Here in Australia, our beautiful, wide, brown land means that we love our big cars. Holden’s Commodore and Ford’s Falcon dominated the top of new vehicle sales lists for decades. They continue to be strong sellers, despite both brands shutting down in recent years. All of the five most popular cars in Australia are petrol-powered, but that looks set to change; you’ll just have to give it a few years first.
The electric vehicle du jour in Australia has to be the Nissan Leaf. It’s certainly been around for the longest, having launched in June 2012 — the Leading, Environmentally Friendly, Affordable Family Car initially had a claimed 160km range without using a drop of petrol, and the 2013 model refresh boosted that by around one-fifth.
The Leaf is an all-electric vehicle; there’s no petrol engine, no oil pan, no fuel tank — only a 24kWh battery pack and a front-mounted 80kW electric motor. The next-gen Leaf should also handle 300km on a single charge. The only problem is that you don’t really see many Nissan Leafs driving around at the moment. No one seems to like them.
But prospective EV buyers can already also choose the Mitsubishi i-MiEV, with a 49kW motor and 16kWh battery pack, made for the CBDs of cities like Sydney and Melbourne. Australians aren’t exactly rushing to embrace electric tech, but there’s a middle ground. If you want to reassure yourself with a petrol-backup hybrid (no range anxiety!), you’re spoilt for choice with the prototypical Toyota Prius, the Holden Volt, the Camry Hybrid, the Lexus RX400h — and the list goes on.
But whether Australians like it or not, there are a lot more electric cars — both hybrids and pure plug-in EVs — on the horizon.
Next week, I’m test-driving an EV that is another step on the long road towards electric Nirvana. Mitsubishi’s Outlander PHEV makes that crucial jump of not having a petrol motor connected to its drivetrain at any speed below 60km/h; unless you’re on the highway or a toll road, the two-litre four-cylinder only serves to charge the soft-roader SUV’s 12kWh battery — good for around 50km of outright range. You can plug the PHEV into a wall outlet to refill its battery, so you could avoid using petrol entirely if you’re commuting a short distance in it.
Why Go Electric?
The environmental benefits of electric vehicles cannot be overstated. Beyond the energy and industrial cost of the car’s initial production (stamping panels, moulding interior plastics and so on), there’s virtually no ongoing cost to the environment from running the vehicle compared to a petrol-powered, diesel-powered or LPG-powered car.

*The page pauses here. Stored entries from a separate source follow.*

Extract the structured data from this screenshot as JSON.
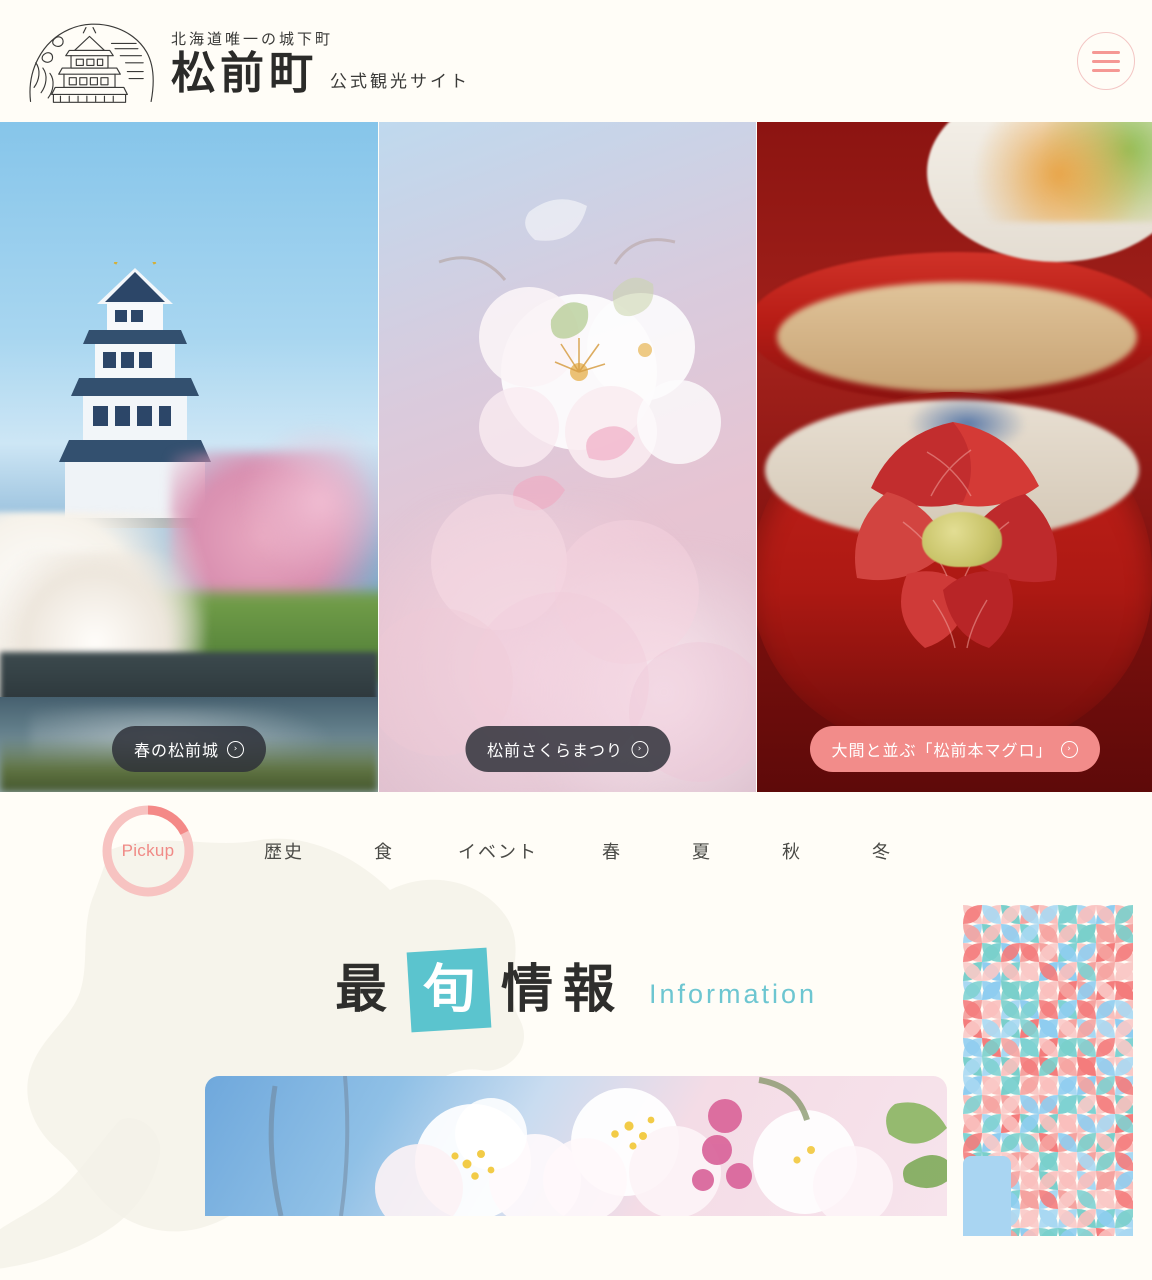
{
  "header": {
    "logo_icon": "castle-wave-logo",
    "tagline": "北海道唯一の城下町",
    "site_name": "松前町",
    "site_subtitle": "公式観光サイト",
    "menu_icon": "hamburger-menu-icon"
  },
  "hero": {
    "slides": [
      {
        "id": "spring-castle",
        "caption": "春の松前城",
        "arrow": "›",
        "style": "dark",
        "alt": "春の松前城と桜"
      },
      {
        "id": "sakura-festival",
        "caption": "松前さくらまつり",
        "arrow": "›",
        "style": "dark",
        "alt": "松前さくらまつりの桜"
      },
      {
        "id": "honmaguro",
        "caption": "大間と並ぶ「松前本マグロ」",
        "arrow": "›",
        "style": "accent",
        "alt": "松前本マグロの海鮮丼"
      }
    ]
  },
  "categories": {
    "pickup_label": "Pickup",
    "items": [
      {
        "label": "歴史"
      },
      {
        "label": "食"
      },
      {
        "label": "イベント"
      },
      {
        "label": "春"
      },
      {
        "label": "夏"
      },
      {
        "label": "秋"
      },
      {
        "label": "冬"
      }
    ]
  },
  "information": {
    "title_part1": "最",
    "title_badge": "旬",
    "title_part2": "情報",
    "title_en": "Information",
    "card_alt": "桜の花のクローズアップ"
  },
  "colors": {
    "background": "#FFFDF7",
    "accent_pink": "#F28C8A",
    "accent_pink_light": "#F7C3C1",
    "teal": "#5BC4CE",
    "teal_text": "#6DC6D1",
    "blue_card": "#A9D5F2",
    "text_dark": "#2e2e2c"
  },
  "decor": {
    "map_watermark": "hokkaido-map-watermark",
    "pattern": "petal-grid-pattern"
  }
}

There is the logistical concern of lithium battery production — where do you source a huge amount of lithium and graphite without strip-mining and trashing the planet? — but that’s a different conversation.
Buy an electric car, and all your driving energy comes from the electrical grid. It’s far easier to improve greenhouse gas emissions by replacing and refurbishing one or all of the 167 coal and gas power stations (above 1MW output) around Australia than by replacing and refurbishing the 20 million cars on the road. If you care about the environment, buying an electric car makes sense.
The Outlander PHEV isn’t a full, proper electric car, but it’s 90 per cent of the way there. Tesla Motors is on the verge of launching its Model S in Australia — at the moment, the 500km-rated luxury sedan is the gold standard for electric power. A massive 60kWh or 85kWh battery pack and rear-mounted electric motor propels the car from 0-100km/h in 4.4 seconds, seating up to seven in comfort and safety without drinking a drop of petrol.
Tesla’s entire business model is predicated on electric vehicle technology, so it’s the company I automatically look to for a hint at what the future holds for electric cars. There’s a soft-roader Tesla Model X on the way, and in another year or two, an incredibly promising mass-market Model E city car. If other manufacturers step up their game to challenge Tesla for market share, that can only be a good thing for buyers and the environment.
This gradual filtering of electric motors and high-capacity lithium batteries into mainstream consumer vehicles is even mirrored in their recent entry into the hardcore supercar market. The McLaren P1 uses a front-wheel-drive electric motor and centrally-mounted battery to provide what it calls “torque fill” at low revs, while the 3.8-litre V8’s two massive turbochargers spool up.
The Porsche 918 Spyder uses two electric motors — one for the front wheels, and one to directly supplement the petrol-burning 4.6L naturally aspirated V8. The BMW i8 is the supercar most committed to electric power; you can drive it entirely on battery, and BMW claims its combined cycle fuel consumption as a mere 2.1L/100km. The LaFerrari is a little less refined, but it’s still a significant step forward technologically.
All of these cars will (hopefully) make their way to Australian shores eventually. As will mainstream all-electric vehicles from Ford, Holden and every other carmaker worth its salt. If they want to keep making sales in a world where fuel efficiency and environmental impact is becoming increasingly important in buyers’ minds, they’ll have to.